Reposted from Transition Voice (http://transitionvoice NULL.com/2014/01/growing-up-from-the-need-to-always-grow/)
In the Western World, growth is our mantra. Our schools, our religions, our governments, our businesses, all our institutions bombard us with the same message that to be all that we are meant to be means we have to grow.
Growth in and of itself can be a good thing, but unfortunately the growth that can be our doom is material growth, which has limits.
So instead of thinking for ourselves – we take these messages literally and we over feed our bodies and become obese; we fill our cities with ever expanding populations, we produce more and more babies filling our planet with people; and to try and meet our never ending demand for more and more stuff, our economies drive us to consume more and more resources. As a result, there is little space left for anything else but the material expansion of the human race.
This pure focus on material growth however leaves most of us feeling empty, lonely, hurt, angry, and numbed. So how did we get this way, why have we forgotten how to think for ourselves?
Falling Upward: A Spirituality for the Two Halves of Life (http://www NULL.amazon NULL.com/gp/product/0470907754/ref=as_li_qf_sp_asin_il_tl?ie=UTF8&camp=1789&creative=9325&creativeASIN=0470907754&linkCode=as2&tag=transitionvoice-20) by Father Richard Rohr, a Franciscan priest, provides a good explanation of why we are stuck in a meaningless pattern of growth. The book points out how healthy cultures value two halves of life, but in our postmodern culture we discourage people from growing up.

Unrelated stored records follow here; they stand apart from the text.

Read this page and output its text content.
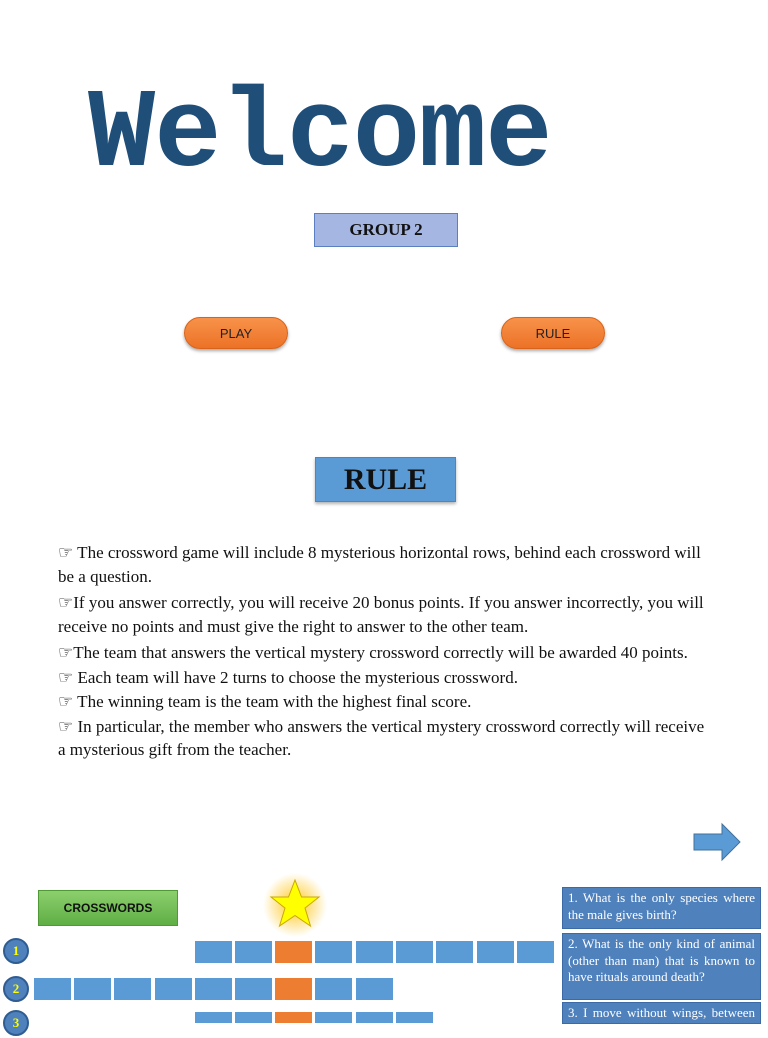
Welcome
GROUP 2
PLAY	RULE
RULE
☞ The crossword game will include 8 mysterious horizontal rows, behind each crossword will be a question.
☞If you answer correctly, you will receive 20 bonus points. If you answer incorrectly, you will receive no points and must give the right to answer to the other team.
☞The team that answers the vertical mystery crossword correctly will be awarded 40 points.
☞ Each team will have 2 turns to choose the mysterious crossword.
☞ The winning team is the team with the highest final score.
☞ In particular, the member who answers the vertical mystery crossword correctly will receive a mysterious gift from the teacher.
CROSSWORDS
1
2
3
1. What is the only species where the male gives birth?
2. What is the only kind of animal (other than man) that is known to have rituals around death?
3. I move without wings, between silken string, I leave as you find my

In the first half of life, our external laws, traditions, customs, boundaries, and morality form a container that helps to shape who we will become. They also provide us with the friction we need to move on and develop our own inner guidance systems that lead us beyond these simple, limited guidelines appropriate to the first half of life but that fall apart when applied to our complex world later on.

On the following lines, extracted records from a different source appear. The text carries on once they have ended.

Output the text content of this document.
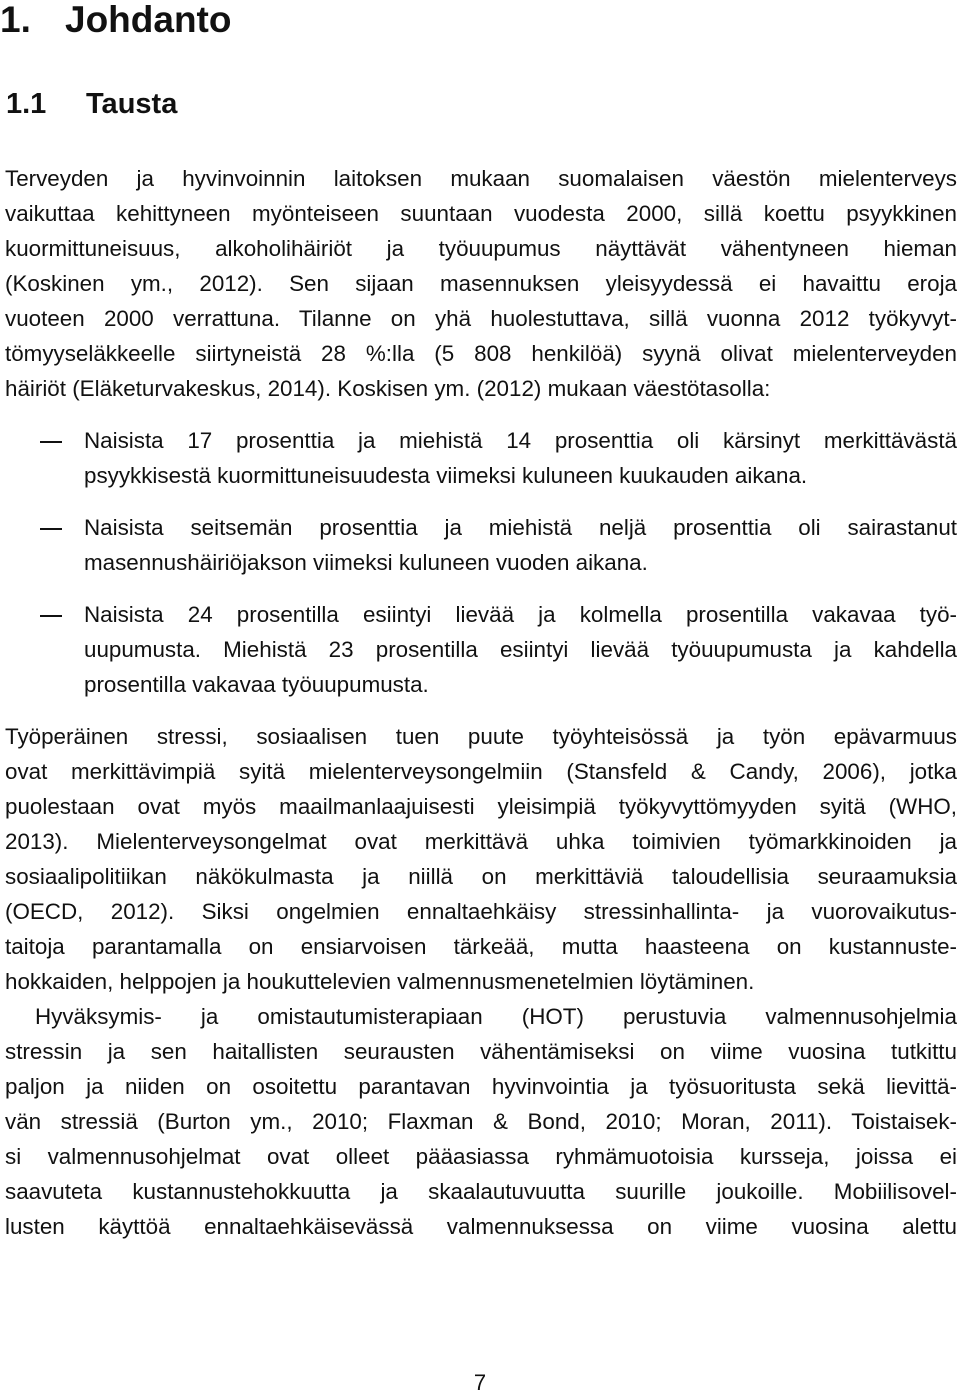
1. Johdanto
1.1 Tausta
Terveyden ja hyvinvoinnin laitoksen mukaan suomalaisen väestön mielenterveys
vaikuttaa kehittyneen myönteiseen suuntaan vuodesta 2000, sillä koettu psyykkinen
kuormittuneisuus, alkoholihäiriöt ja työuupumus näyttävät vähentyneen hieman
(Koskinen ym., 2012). Sen sijaan masennuksen yleisyydessä ei havaittu eroja
vuoteen 2000 verrattuna. Tilanne on yhä huolestuttava, sillä vuonna 2012 työkyvyt-
tömyyseläkkeelle siirtyneistä 28 %:lla (5 808 henkilöä) syynä olivat mielenterveyden
häiriöt (Eläketurvakeskus, 2014). Koskisen ym. (2012) mukaan väestötasolla:
Naisista 17 prosenttia ja miehistä 14 prosenttia oli kärsinyt merkittävästä
psyykkisestä kuormittuneisuudesta viimeksi kuluneen kuukauden aikana.
Naisista seitsemän prosenttia ja miehistä neljä prosenttia oli sairastanut
masennushäiriöjakson viimeksi kuluneen vuoden aikana.
Naisista 24 prosentilla esiintyi lievää ja kolmella prosentilla vakavaa työ-
uupumusta. Miehistä 23 prosentilla esiintyi lievää työuupumusta ja kahdella
prosentilla vakavaa työuupumusta.
Työperäinen stressi, sosiaalisen tuen puute työyhteisössä ja työn epävarmuus
ovat merkittävimpiä syitä mielenterveysongelmiin (Stansfeld & Candy, 2006), jotka
puolestaan ovat myös maailmanlaajuisesti yleisimpiä työkyvyttömyyden syitä (WHO,
2013). Mielenterveysongelmat ovat merkittävä uhka toimivien työmarkkinoiden ja
sosiaalipolitiikan näkökulmasta ja niillä on merkittäviä taloudellisia seuraamuksia
(OECD, 2012). Siksi ongelmien ennaltaehkäisy stressinhallinta- ja vuorovaikutus-
taitoja parantamalla on ensiarvoisen tärkeää, mutta haasteena on kustannuste-
hokkaiden, helppojen ja houkuttelevien valmennusmenetelmien löytäminen.
Hyväksymis- ja omistautumisterapiaan (HOT) perustuvia valmennusohjelmia
stressin ja sen haitallisten seurausten vähentämiseksi on viime vuosina tutkittu
paljon ja niiden on osoitettu parantavan hyvinvointia ja työsuoritusta sekä lievittä-
vän stressiä (Burton ym., 2010; Flaxman & Bond, 2010; Moran, 2011). Toistaisek-
si valmennusohjelmat ovat olleet pääasiassa ryhmämuotoisia kursseja, joissa ei
saavuteta kustannustehokkuutta ja skaalautuvuutta suurille joukoille. Mobiilisovel-
lusten käyttöä ennaltaehkäisevässä valmennuksessa on viime vuosina alettu
7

As we move through life and experience the struggles that life throws at us – our brushes with the law, our failed relationships, and our other failures – we begin to realize that simple rules and regulations, or escapes, do not isolate us from the struggles in life, or the pain they bring us.
It is by embracing these falls – these failures – that we begin to see the limits of first-half-of-life thinking. We learn to live in tension, instead of searching for ways to avoid it. We learn to transition from conditional love based on compliance, into an unconditional love based on connection. Instead of repeating mistakes over and over again, we embrace our mistakes and learn to try new ways.
That is how real growth occurs – not by clinging to old ways, old rules, or old moralities. That is how we move beyond the limits of our egocentric first half of life.
Yet, by now, it might just be that the friction that all this control produces is reaching a point where the resulting heat can melt down these immature structures of hierarchy. And from the ashes we can rise up to reclaim our second half of life – to really grow up.
As Rohr reminds us,
No one can keep you from the second half of your own life except yourself. Nothing can inhibit your second journey except your own lack of courage, patience, and imagination. Your second journey is all yours to walk or to avoid…some falling apart of the first journey is necessary for this to happen, so do not waste a moment of time lamenting poor parenting, lost job, failed relationship, physical handicap, gender identity, economic poverty , or even the tragedy of any kind of abuse. Pain is part of the deal. If you don’t walk into the second half of your own life, it is you who do not want it.